The United States and its closest Western European allies reached a last-minute agreement yesterday in a dispute over limits on steel imports..
But no sooner had the steel trade problem been solved than a new "pasta war" erupted between the United States and Europe with a barrage of retaliatory moves from both sides of the Atlantic.
The United States sharply increased tariffs on European pasta in retaliation for restrictions on sales of U.S. citrus products. The EC then retaliated by increasing duties on imports of U.S. lemons and walnuts.
The steel agreement, involving $2.5 billion in EC exports to the United States, was by far the most important event in a day of tense negotiations between the United States and the 10-nation European Community.
Under the new agreement, the Europeans said they would limit their steel shipments to 5.5 percent of U.S. market, which EC External Affairs Commissioner Willy de Clercq said in Brussels would protect "the essential interests" of the community's steel makers.
"We have been able to keep the peace. Our negotiations have yielded a satisfactory result," said an exhausted de Clercq after an all-night negotiating session.
Covered by the new restrictions, which will continue for four years, are 33 separate catagories of steel products -- 21 more products than were covered in a 1982 agreement. In addition, the new agreement includes an extension of restrictions on imports of pipes and tubes.
U.S. Trade Representative Clayton Yeutter called the settlement "a major acomplishment for the president's steel program as well as a major step forward for trade relations between the United States and the EC.

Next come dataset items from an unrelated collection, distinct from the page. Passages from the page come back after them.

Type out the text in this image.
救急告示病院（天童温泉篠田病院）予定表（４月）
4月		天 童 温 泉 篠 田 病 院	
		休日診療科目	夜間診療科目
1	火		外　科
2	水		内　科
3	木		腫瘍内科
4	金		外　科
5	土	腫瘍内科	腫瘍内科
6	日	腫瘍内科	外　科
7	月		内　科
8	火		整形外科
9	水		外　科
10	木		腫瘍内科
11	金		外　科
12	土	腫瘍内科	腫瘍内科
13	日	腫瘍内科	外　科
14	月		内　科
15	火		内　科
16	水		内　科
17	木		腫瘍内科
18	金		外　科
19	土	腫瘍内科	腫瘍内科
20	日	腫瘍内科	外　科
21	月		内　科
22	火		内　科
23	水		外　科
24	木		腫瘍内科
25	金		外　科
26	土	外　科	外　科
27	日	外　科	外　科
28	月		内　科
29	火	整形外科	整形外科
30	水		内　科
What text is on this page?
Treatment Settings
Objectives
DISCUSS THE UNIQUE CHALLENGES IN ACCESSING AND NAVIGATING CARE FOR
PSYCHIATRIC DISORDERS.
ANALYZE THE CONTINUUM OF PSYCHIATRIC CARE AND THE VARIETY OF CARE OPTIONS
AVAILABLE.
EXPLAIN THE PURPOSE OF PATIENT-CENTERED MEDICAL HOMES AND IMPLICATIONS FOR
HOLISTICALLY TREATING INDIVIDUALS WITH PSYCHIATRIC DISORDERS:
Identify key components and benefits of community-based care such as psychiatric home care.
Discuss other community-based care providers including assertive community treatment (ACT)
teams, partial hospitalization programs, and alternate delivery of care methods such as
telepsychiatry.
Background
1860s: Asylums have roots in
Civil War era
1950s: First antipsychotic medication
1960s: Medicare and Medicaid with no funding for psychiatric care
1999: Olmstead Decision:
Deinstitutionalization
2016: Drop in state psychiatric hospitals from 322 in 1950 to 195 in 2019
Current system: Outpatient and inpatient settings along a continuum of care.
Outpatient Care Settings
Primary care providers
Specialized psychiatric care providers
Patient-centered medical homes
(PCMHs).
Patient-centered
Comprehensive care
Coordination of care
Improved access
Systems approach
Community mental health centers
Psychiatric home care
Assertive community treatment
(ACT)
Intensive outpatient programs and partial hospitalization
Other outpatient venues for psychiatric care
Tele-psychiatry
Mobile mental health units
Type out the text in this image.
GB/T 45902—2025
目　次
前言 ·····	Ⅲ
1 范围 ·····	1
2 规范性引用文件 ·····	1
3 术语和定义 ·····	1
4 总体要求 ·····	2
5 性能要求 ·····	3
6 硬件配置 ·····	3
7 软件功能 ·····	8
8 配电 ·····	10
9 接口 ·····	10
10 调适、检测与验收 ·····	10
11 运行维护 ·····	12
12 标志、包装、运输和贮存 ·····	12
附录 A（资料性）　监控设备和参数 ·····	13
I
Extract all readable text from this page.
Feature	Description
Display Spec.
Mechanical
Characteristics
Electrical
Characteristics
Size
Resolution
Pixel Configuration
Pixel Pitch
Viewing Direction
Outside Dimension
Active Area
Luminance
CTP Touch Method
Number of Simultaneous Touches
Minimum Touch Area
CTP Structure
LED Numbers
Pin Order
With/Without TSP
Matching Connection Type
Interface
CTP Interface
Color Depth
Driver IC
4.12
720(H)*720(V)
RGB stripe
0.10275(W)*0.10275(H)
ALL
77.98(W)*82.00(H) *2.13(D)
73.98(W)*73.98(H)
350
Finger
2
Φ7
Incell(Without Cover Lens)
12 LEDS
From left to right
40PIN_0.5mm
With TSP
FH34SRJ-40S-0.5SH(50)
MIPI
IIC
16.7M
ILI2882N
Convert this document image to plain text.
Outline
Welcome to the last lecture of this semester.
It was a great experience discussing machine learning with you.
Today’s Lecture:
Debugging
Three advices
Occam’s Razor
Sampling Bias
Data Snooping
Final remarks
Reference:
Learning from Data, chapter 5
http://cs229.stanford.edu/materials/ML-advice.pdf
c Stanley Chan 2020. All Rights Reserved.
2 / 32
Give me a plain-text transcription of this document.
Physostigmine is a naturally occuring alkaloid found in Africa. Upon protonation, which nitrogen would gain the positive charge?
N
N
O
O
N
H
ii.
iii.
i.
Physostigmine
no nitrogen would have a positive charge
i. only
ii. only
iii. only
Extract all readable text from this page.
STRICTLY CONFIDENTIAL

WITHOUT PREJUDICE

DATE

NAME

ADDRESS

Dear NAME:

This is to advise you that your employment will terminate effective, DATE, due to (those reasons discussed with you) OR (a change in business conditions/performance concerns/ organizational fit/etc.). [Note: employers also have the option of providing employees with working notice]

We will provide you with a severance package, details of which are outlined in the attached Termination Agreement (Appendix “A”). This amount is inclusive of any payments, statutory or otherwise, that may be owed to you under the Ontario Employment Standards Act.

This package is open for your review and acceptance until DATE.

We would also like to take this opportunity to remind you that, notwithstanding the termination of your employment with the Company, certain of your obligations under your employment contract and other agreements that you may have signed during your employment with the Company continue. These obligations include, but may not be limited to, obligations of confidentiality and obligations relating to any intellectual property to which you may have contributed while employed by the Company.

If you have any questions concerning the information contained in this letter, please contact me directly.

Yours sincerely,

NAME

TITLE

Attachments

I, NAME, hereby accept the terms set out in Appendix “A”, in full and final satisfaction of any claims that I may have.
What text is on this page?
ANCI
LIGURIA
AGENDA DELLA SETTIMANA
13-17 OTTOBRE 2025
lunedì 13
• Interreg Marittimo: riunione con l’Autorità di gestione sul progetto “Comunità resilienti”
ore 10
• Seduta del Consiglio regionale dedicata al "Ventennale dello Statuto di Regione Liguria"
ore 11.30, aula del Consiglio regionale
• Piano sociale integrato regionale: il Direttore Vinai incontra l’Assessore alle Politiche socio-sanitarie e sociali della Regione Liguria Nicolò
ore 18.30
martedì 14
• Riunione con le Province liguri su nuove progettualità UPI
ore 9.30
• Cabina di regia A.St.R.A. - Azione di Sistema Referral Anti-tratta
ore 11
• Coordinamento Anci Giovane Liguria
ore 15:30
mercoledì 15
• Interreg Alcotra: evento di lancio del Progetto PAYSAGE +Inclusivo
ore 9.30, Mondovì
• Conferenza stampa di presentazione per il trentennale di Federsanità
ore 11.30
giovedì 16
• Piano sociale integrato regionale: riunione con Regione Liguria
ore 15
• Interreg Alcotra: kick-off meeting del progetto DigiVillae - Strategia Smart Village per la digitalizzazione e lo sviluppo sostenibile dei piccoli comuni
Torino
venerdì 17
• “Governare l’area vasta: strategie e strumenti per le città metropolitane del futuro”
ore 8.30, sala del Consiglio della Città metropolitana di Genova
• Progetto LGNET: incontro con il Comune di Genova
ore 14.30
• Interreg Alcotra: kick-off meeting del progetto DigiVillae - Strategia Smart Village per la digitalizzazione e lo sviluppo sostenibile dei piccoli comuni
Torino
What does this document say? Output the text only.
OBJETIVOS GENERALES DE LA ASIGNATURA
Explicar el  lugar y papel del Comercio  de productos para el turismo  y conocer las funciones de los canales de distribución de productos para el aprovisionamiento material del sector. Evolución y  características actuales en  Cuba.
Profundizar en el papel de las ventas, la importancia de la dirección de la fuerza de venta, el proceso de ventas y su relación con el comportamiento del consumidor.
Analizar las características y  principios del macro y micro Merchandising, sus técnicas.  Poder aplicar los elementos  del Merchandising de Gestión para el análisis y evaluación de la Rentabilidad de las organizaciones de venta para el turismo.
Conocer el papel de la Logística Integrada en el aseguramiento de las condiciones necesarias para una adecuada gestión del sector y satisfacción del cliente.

"The scope, duration and levels of the agreement will preserve the integrity of the president's steel program, which provides for voluntary restraint agreements on steel shipments to the U.S. from the major steel-producing areas of the world," he continued.
President Reagan's program to give the U.S. industry import relief so it can modernize to become internationally competitive, calls for foreign steel to take about 18 1/2 percent of the American market -- a goal that was exceeded this year but experts say is likely to be reached in 1986.
The EC pact is the 15th agreement on steel to be negotiated with major suppliers since October 1984. Yeutter said imports from the 14 countries already covered by agreements declined by 14.4 percent during the first nine months of the year.
Yeutter said the EC agreement sets limits that are 20 percent below the 6.6 percent share of the U.S. market the Europeans had captured during the first nine months of this year. On Thursday -- before the agreement was reached -- Yeutter called the surge in EC shipments "unconscionable violations" of the spirit of the 1982 agreement.
The American steel industry, however, expressed disappointment with the agreement. Donald H. Trautlein, chairman of the American Iron and Steel Institute and head of Bethlehem Steel Corp., said giving EC steel makers 5.5 percent of the American market fails to "penalize" them for "persistent violations" of a 1982 agreement on steel imports.
One specific objection from the U.S. steel industry concerned semi-finished steel, which is shipped to this country for further processing. The Americans wanted specific limits on that product in the agreement, but the Europeans balked.